The final mayoral debate, attended by Mayor Bill

The final mayoral debate, attended by Mayor Bill de Blasio, Nicole Malliotakis and Bo Dietl, was held on Nov. 1, 2017. Photo Credit: POOL / Jefferson Siegel

Mayor Bill de Blasio and his Republican challenger, Nicole Malliotakis, declined on Wednesday to consider resuscitating a Bloomberg-era Muslim surveillance program in the aftermath of Tuesday’s deadly truck attack by a man who allegedly pledged allegiance to the Islamic State.

Facing off in a final debate before the Nov. 7 election, both candidates disavowed the NYPD’s decadelong program, begun secretively soon after the attacks of Sept. 11, 2001. But Malliotakis took a broader view of when surveillance would be appropriate, which de Blasio seemed to categorically rule out bringing back in any form.

“The surveillance program of the past failed because it alienated our police from the very people we needed information from, and it violated people’s rights. We can do better,” said de Blasio, whose NYPD ended the program in 2014.

While distancing herself from the Bloomberg program, Malliotakis, a state assemblywoman from Staten Island, appeared to leave wiggle room to expand what the NYPD is allowed to do in its efforts to detect and prevent terrorism.

“I think it’s very important the we not limit them in their ability when they get a lead,” she said of the NYPD, but, she added: “We’re not going to be targeting any particular group or any particular type of religion.”

In asking about the surveillance program, moderator Maurice DuBois of WCBS-TV noted that a Paterson, New Jersey, mosque — Masjid Omar — that the attacker may have attended had been one of the mosques once targeted by the NYPD’s program.

A federal judge has criticized the program, calling a settlement to end it having failed to guard the rights of “law-abiding Muslims and believers in Islam who live, move and have their being in this city.”

Bo Dietl, the flamboyant former NYPD detective and reality TV star who is running as an independent, said: “Surveillance? Yes.”

“As far as this profiling thing, worrying about it, well just look at this terrorist? What did he look like? Did he look like the terrorist?” Dietl said. “If you looked in the dictionary with that beard, the way he had.

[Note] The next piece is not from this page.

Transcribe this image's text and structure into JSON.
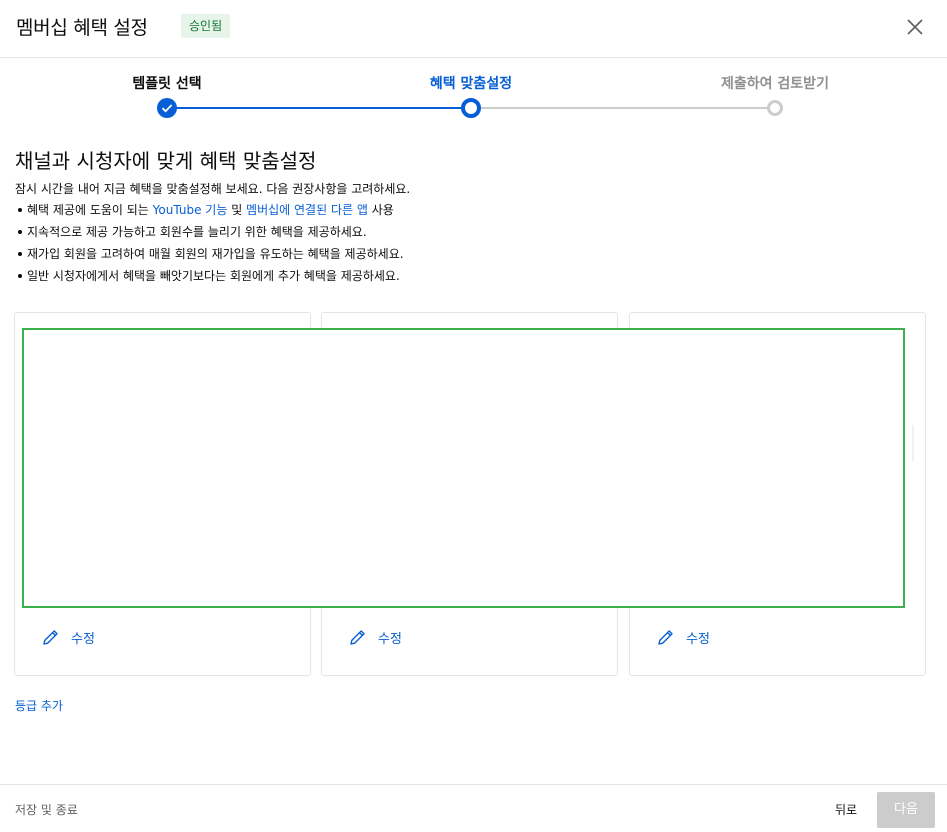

This is something we have to get past. Political correctness cannot be there all the time.”

The Bloomberg administration vigorously defended the program as essential to preventing attacks and disputed claims that it violated the rights of targets. Former Mayor Mike Bloomberg, who was in office from 2002 until 2013, could not be immediately reached for comment.

Malliotakis said she supports “preventive measures that are being utilized in other parts of the world,” but she did not elaborate.

For about a decade after the 9/11 attacks, the NYPD under Bloomberg got help from the CIA to target Muslim neighborhoods in the city’s five boroughs and the region. Mosques were branded potential terrorist organizations, which subject them to added scrutiny. Sermons were recorded and congregations watched without charges being filed. The NYPD built dossiers on Muslim neighborhoods. Muslims who seem to have changed their names for religious reasons were targeted.

Under de Blasio and his first police commissioner, Bill Bratton, the program was ended and the unit performing the surveillance disbanded.

The first part of Wednesday’s hourlong debate, held at the City University of New York Graduate Center, focused on Tuesday’s truck attack in lower Manhattan, which killed eight people and injured about a dozen more.

According to the U.S. government and NYPD, the attacker, Sayfullo Saipov, drew inspiration from the Islamic State’s online propaganda video, pledged loyalty to the organization and shouted, “Allahu akbar,” or “God is great,” during the attack.